My eyes were soon drawn to the figure of a strikingly good-looking young woman, who had just descended the stairway and entered the lobby. I assumed that she was one of the Scandinavian crowd, but she didn’t mingle with the other guests. Instead, she sat down in a chair a few feet away from mine. She proceeded to spread open and scan the pages of an Israeli newspaper. How many Danes and Swedes can read Hebrew, I wondered, then, summoning up a little courage, I asked her the same question. She laughed and replied that she was Israeli, a sabra, in fact. And that was pretty much the extent of the conversation. I soon departed the lobby and contented myself with a falafel for dinner.
The next morning, I checked out of the hotel and walked almost a mile to the Eilat Airport. My month-long holiday in Israel was coming to a close. I’d come to Eilat for a few days of snorkeling and was now returning to Tel Aviv for the last four days. I sat down on a bench and opened a book, awaiting the boarding call for my flight. Then I heard a female voice, a voice that seemed to be addressing me. “Hi, how are you today?”

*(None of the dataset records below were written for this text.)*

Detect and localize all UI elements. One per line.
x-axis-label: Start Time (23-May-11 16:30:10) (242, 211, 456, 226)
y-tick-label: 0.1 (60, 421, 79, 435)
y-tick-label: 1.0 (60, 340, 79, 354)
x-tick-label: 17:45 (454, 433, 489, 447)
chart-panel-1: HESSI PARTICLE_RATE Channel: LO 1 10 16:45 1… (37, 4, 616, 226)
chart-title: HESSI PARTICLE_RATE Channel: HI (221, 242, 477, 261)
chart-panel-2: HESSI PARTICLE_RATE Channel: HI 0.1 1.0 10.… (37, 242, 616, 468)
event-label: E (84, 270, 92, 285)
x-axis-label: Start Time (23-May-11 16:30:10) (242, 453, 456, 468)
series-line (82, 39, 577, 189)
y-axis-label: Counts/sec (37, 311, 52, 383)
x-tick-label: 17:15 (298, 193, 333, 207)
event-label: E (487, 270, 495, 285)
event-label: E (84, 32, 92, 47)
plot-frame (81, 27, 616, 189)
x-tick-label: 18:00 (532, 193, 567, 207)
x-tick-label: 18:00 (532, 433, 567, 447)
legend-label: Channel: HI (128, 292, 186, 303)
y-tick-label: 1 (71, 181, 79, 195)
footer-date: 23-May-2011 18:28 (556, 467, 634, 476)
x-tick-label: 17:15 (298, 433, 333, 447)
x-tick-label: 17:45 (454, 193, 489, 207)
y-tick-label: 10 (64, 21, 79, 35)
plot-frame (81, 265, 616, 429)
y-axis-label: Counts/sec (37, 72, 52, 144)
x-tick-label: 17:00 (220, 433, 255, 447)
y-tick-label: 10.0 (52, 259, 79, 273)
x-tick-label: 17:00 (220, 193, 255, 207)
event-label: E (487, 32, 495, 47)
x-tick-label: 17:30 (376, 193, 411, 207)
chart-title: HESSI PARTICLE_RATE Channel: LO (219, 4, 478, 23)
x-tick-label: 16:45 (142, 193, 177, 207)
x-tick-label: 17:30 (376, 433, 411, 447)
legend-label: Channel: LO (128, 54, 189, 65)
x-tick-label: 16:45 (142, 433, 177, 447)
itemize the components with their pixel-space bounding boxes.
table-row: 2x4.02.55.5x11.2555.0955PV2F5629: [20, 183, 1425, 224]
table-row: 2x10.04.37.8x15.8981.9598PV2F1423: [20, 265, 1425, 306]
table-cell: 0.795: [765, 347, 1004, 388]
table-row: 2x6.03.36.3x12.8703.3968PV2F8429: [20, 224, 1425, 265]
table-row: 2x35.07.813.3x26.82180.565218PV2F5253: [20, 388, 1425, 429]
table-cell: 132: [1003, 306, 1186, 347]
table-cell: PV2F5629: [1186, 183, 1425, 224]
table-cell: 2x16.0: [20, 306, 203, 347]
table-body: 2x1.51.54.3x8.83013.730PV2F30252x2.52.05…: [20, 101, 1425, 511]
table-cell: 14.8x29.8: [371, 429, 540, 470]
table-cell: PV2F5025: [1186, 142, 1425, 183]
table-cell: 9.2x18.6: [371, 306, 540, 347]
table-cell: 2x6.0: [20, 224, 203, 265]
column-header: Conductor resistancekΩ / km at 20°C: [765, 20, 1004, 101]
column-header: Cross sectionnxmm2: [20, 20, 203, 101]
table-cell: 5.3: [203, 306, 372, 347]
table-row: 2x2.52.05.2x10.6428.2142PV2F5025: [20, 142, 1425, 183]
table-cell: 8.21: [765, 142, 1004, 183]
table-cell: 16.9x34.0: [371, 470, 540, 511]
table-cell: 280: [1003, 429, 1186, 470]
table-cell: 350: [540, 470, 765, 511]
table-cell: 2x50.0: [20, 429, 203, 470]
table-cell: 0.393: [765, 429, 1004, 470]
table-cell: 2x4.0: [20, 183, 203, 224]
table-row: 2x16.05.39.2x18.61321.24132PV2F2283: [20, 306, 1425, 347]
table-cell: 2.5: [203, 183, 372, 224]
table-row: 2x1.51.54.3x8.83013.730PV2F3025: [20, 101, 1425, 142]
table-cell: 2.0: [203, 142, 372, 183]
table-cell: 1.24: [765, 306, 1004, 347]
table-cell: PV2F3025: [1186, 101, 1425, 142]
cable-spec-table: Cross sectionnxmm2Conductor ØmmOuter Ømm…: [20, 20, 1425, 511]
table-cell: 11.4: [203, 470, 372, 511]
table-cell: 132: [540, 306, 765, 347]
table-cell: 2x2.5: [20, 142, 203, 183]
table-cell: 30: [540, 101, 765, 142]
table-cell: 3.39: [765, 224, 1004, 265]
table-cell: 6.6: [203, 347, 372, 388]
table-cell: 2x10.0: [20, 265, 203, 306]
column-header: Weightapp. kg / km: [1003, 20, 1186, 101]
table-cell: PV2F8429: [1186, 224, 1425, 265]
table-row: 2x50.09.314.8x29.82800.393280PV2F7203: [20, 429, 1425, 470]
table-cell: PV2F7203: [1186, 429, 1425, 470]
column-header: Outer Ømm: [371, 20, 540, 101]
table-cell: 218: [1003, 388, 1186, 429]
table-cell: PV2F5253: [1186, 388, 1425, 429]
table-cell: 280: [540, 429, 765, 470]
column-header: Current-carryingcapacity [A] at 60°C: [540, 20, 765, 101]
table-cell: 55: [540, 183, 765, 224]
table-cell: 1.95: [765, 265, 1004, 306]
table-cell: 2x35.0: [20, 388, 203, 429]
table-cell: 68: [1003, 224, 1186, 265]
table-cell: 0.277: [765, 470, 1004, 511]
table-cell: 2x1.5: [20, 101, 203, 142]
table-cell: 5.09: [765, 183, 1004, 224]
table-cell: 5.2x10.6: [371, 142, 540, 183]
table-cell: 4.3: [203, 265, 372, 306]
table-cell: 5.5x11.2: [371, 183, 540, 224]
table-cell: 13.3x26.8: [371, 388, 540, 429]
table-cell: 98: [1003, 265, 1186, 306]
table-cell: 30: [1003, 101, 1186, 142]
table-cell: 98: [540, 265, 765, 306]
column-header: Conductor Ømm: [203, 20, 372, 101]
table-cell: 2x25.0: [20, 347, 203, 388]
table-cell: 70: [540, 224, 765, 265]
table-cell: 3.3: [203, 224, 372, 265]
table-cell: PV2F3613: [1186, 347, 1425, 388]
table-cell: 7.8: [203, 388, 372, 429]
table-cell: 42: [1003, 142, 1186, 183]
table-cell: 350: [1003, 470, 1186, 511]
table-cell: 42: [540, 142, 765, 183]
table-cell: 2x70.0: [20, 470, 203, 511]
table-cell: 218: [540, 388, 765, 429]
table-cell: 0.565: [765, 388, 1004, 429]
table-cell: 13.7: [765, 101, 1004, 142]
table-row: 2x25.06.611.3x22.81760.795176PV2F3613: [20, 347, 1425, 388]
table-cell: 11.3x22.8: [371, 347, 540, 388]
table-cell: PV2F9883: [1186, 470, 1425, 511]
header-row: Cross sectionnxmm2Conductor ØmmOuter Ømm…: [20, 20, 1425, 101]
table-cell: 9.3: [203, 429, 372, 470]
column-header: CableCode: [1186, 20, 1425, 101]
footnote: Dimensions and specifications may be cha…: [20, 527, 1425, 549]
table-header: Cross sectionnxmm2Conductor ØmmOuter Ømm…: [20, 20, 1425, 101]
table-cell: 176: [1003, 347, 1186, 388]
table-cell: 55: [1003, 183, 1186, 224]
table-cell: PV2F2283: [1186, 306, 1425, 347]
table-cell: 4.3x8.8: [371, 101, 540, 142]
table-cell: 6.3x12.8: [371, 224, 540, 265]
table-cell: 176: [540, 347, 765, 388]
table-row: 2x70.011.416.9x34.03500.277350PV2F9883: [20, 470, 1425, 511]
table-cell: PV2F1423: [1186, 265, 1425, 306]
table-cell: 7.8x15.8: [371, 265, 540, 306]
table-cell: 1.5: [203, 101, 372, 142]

It was, to my astonishment, the sabra from the hotel lobby. “Where are you going?” “Tel Aviv.” “Oh, you’ll enjoy Tel Aviv,” she said, “I’ll be returning there tomorrow, myself.” This beautiful, engaging young woman had only come to the airport that day to buy a newspaper! I couldn’t believe she actually recalled briefly speaking with me at the hotel and was now initiating another conversation. I was immediately in love and knew she was my beshert.

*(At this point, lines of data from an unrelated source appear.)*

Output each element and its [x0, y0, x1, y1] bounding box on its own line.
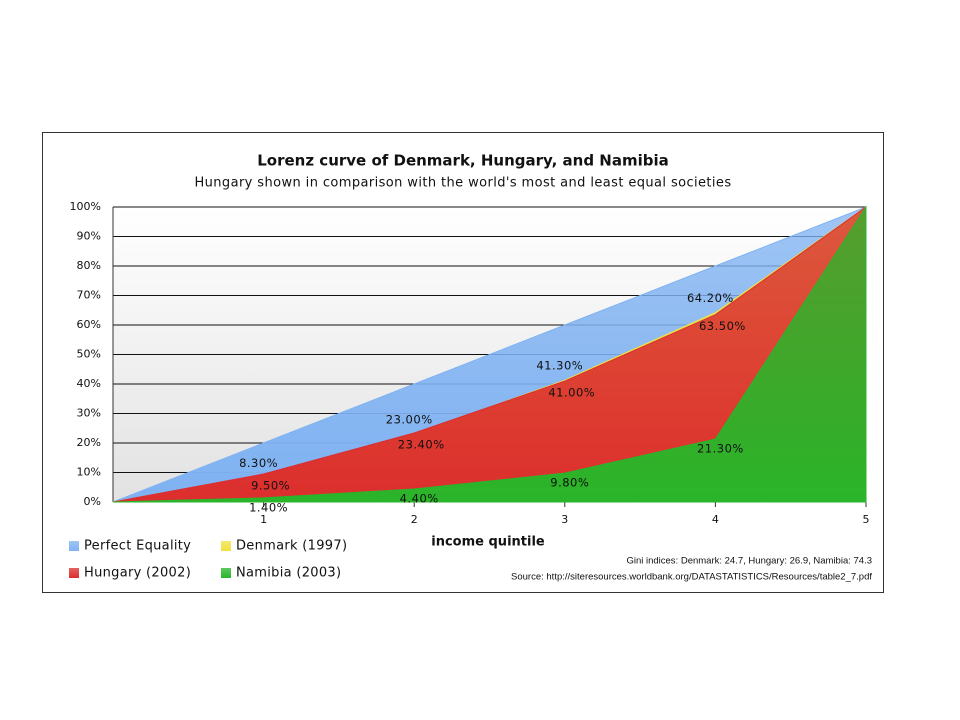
- y-tick-label: 30%: [77, 407, 101, 420]
- legend-swatch: [221, 568, 231, 578]
- annotation: Source: http://siteresources.worldbank.o…: [511, 572, 872, 583]
- data-label: 8.30%: [239, 456, 278, 470]
- x-tick-label: 3: [561, 513, 568, 526]
- legend-label: Denmark (1997): [236, 539, 347, 554]
- data-label: 41.00%: [548, 386, 595, 400]
- data-label: 4.40%: [400, 492, 439, 506]
- y-tick-label: 20%: [77, 436, 101, 449]
- x-axis-label: income quintile: [431, 535, 545, 550]
- chart-subtitle: Hungary shown in comparison with the wor…: [194, 176, 731, 191]
- y-tick-label: 70%: [77, 289, 101, 302]
- legend-swatch: [221, 541, 231, 551]
- data-label: 9.50%: [251, 478, 290, 492]
- y-tick-label: 10%: [77, 466, 101, 479]
- y-tick-label: 60%: [77, 318, 101, 331]
- area: [112, 205, 867, 503]
- data-label: 1.40%: [249, 500, 288, 514]
- data-label: 41.30%: [536, 359, 583, 373]
- y-tick-label: 100%: [70, 200, 101, 213]
- legend-label: Perfect Equality: [84, 539, 191, 554]
- x-tick-label: 5: [863, 513, 870, 526]
- y-tick-label: 40%: [77, 377, 101, 390]
- data-label: 23.40%: [398, 437, 445, 451]
- y-tick-label: 80%: [77, 259, 101, 272]
- annotation: Gini indices: Denmark: 24.7, Hungary: 26…: [626, 556, 872, 567]
- y-tick-label: 50%: [77, 348, 101, 361]
- chart-title: Lorenz curve of Denmark, Hungary, and Na…: [257, 152, 669, 170]
- y-tick-label: 90%: [77, 230, 101, 243]
- x-tick-label: 4: [712, 513, 719, 526]
- legend-swatch: [69, 568, 79, 578]
- x-tick-label: 2: [411, 513, 418, 526]
- data-label: 64.20%: [687, 291, 734, 305]
- x-tick-label: 1: [260, 513, 267, 526]
- legend-label: Hungary (2002): [84, 566, 191, 581]
- legend-swatch: [69, 541, 79, 551]
- data-label: 23.00%: [386, 413, 433, 427]
- y-tick-label: 0%: [84, 495, 101, 508]
- data-label: 21.30%: [697, 442, 744, 456]
- data-label: 63.50%: [699, 319, 746, 333]
- data-label: 9.80%: [550, 476, 589, 490]
- legend-label: Namibia (2003): [236, 566, 341, 581]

Just then, I heard the announcement to board the aircraft. There was no time to spare, so I abruptly asked her if she’d like to meet in Tel Aviv. She said yes and wrote down her phone number.
We spent three days together in Tel Aviv, married four months after that and, fifty years later, we are still together.
Elliot Wilner is a retired neurologist who now writes essays and short stories. Esther, his beshert, keeps up with Israeli literature and has volunteered for leadership roles at the couple’s synagogue, Congregation Beth El of Montgomery County in Bethesda, Maryland. Together, they enjoy world travel, including yearly trips to Israel, and weekly Shabbat dinners at home in Bethesda with their three grown daughters and four grandchildren.
Top photo: Esther and Elliot Wilner were married on June 18, 1972, at “Gan Oranim” in Tel Aviv. Esther had served as a sergeant in the Israeli army and worked at Tel Aviv’s Park Ha’Yarkon before she came to the US.